Ils avaient opté pour le village, pour le plus grand bonheur de Léa qui pouvait venir rendre visite à son amie bien plus souvent. Nolan avait trouvé un grand trois pièces au dernier étage d'un immeuble de la rue Roucher, tout près de celle du Marais. Il avait une pièce pour dessiner et leur grand salon leur permettait de recevoir des amis sans avoir à se serrer.
Lorsqu'elle rentra de cette nouvelle journée de shooting, Valentina savait qu'elle allait apprécier le weekend. Il n'y avait rien de prévu. Pas d'exposition, de lancement de collection, de test de dernière minute sur une nouvelle tenue, rien. Nolan préparait sa prochaine exposition, trois mois plus tard et, de son côté, les modèles étaient déjà en fabrication ou en retouche.
— Je suis rentrée ! s'écria-t-elle en fermant la porte derrière elle.
Nolan apparut, trois secondes plus tard à peine, de son atelier. Comme chaque soir et ce, quelle que soit l'heure à laquelle elle rentrait, il la prit dans ses bras et l'embrassa. Il ne boitait presque plus. En réalité, à moins de savoir qu'il avait bien failli être paralysé, deux ans plus tôt, il était impossible de s'en rendre compte.
Comme le lui avait appris le chirurgien presque dès son réveil après l'agression, il ne ferait plus jamais de Capoeira à haut niveau, pas plus qu'il ne pourrait envisager l'haltérophilie. Cependant, il avait pu reprendre une existence presque normale. Il courait tous les deux jours et s'était mis à la boxe pour garder la forme. Il était bien entendu hors de question de se lancer dans la compétition. Valentina, de son côté, n'avait pas encore trouvé le temps de reprendre le Wushu, alors elle courait avec son amoureux, lorsqu'elle pouvait se le permettre. Au moins une fois par semaine.
— Alors, cette journée ? demanda Nolan.
— Fatigante, mais au moins on a des photos pour toute la série. Adrien était content, précisa-t-elle. Rebelotte la semaine prochaine avec la deuxième série dès que les modèles seront livrés.
— OK !
Valentina tiqua. Ce « OK » n'avait rien de normal dans la bouche de Nolan.

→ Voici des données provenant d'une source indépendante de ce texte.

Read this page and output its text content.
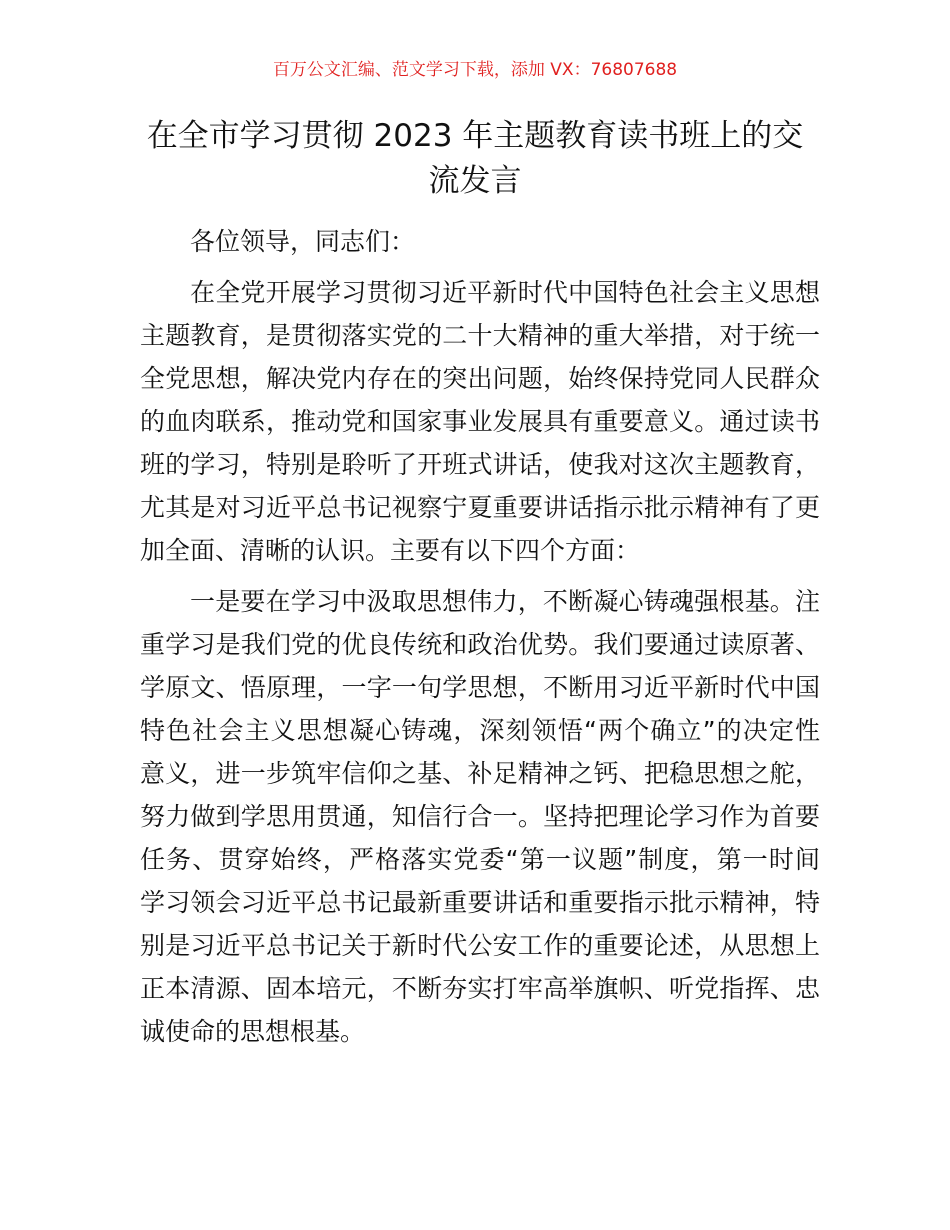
百万公文汇编、范文学习下载，添加 VX：76807688
在全市学习贯彻 2023 年主题教育读书班上的交
流发言
各位领导，同志们：
在全党开展学习贯彻习近平新时代中国特色社会主义思想
主题教育，是贯彻落实党的二十大精神的重大举措，对于统一
全党思想，解决党内存在的突出问题，始终保持党同人民群众
的血肉联系，推动党和国家事业发展具有重要意义。通过读书
班的学习，特别是聆听了开班式讲话，使我对这次主题教育，
尤其是对习近平总书记视察宁夏重要讲话指示批示精神有了更
加全面、清晰的认识。主要有以下四个方面：
一是要在学习中汲取思想伟力，不断凝心铸魂强根基。注
重学习是我们党的优良传统和政治优势。我们要通过读原著、
学原文、悟原理，一字一句学思想，不断用习近平新时代中国
特色社会主义思想凝心铸魂，深刻领悟“两个确立”的决定性
意义，进一步筑牢信仰之基、补足精神之钙、把稳思想之舵，
努力做到学思用贯通，知信行合一。坚持把理论学习作为首要
任务、贯穿始终，严格落实党委“第一议题”制度，第一时间
学习领会习近平总书记最新重要讲话和重要指示批示精神，特
别是习近平总书记关于新时代公安工作的重要论述，从思想上
正本清源、固本培元，不断夯实打牢高举旗帜、听党指挥、忠
诚使命的思想根基。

— Qu'est-ce qu'il se passe ? demanda-t-elle, soudain inquiète.
Il lui prit la main avec solennité et la conduisit jusqu'au grand canapé sur lequel il l'invita à s'asseoir.
— On a reçu une lettre, reprit-il sans s'installer.
Valentina sourit. Qu'y avait-il de si extraordinaire à recevoir une lettre ? Certes, ils recevaient plus de factures et, surtout, de publicité que de courrier personnel, mais ça ne pouvait pas être si grave. À moins que ce ne soit un avis de décès. Pour autant, si c'était une personne qui revêtait la moindre importance pour eux, ils ne l'auraient pas appris par une lettre. On se serait donné la peine de les prévenir par téléphone ou en face à face.
— Tu veux bien arrêter tous tes mystères, s'il te plaît ?
Elle tentait de sourire, mais son inquiétude avait pris le dessus, malgré elle.
Nolan fit quelques pas pour rejoindre la table et y ramasser une enveloppe qu'il lui tendit avec un air triste. Valentina remarqua tout de suite que l'enveloppe était toujours cachetée : il ne l'avait pas ouverte. Le pli était à son nom à elle et il répugnait toujours à ouvrir son courrier sans son approbation préalable. Pourtant, elle se souvenait qu'il avait dit « On a reçu du courrier ». Selon lui, la lettre lui était destinée, tout autant qu'à elle.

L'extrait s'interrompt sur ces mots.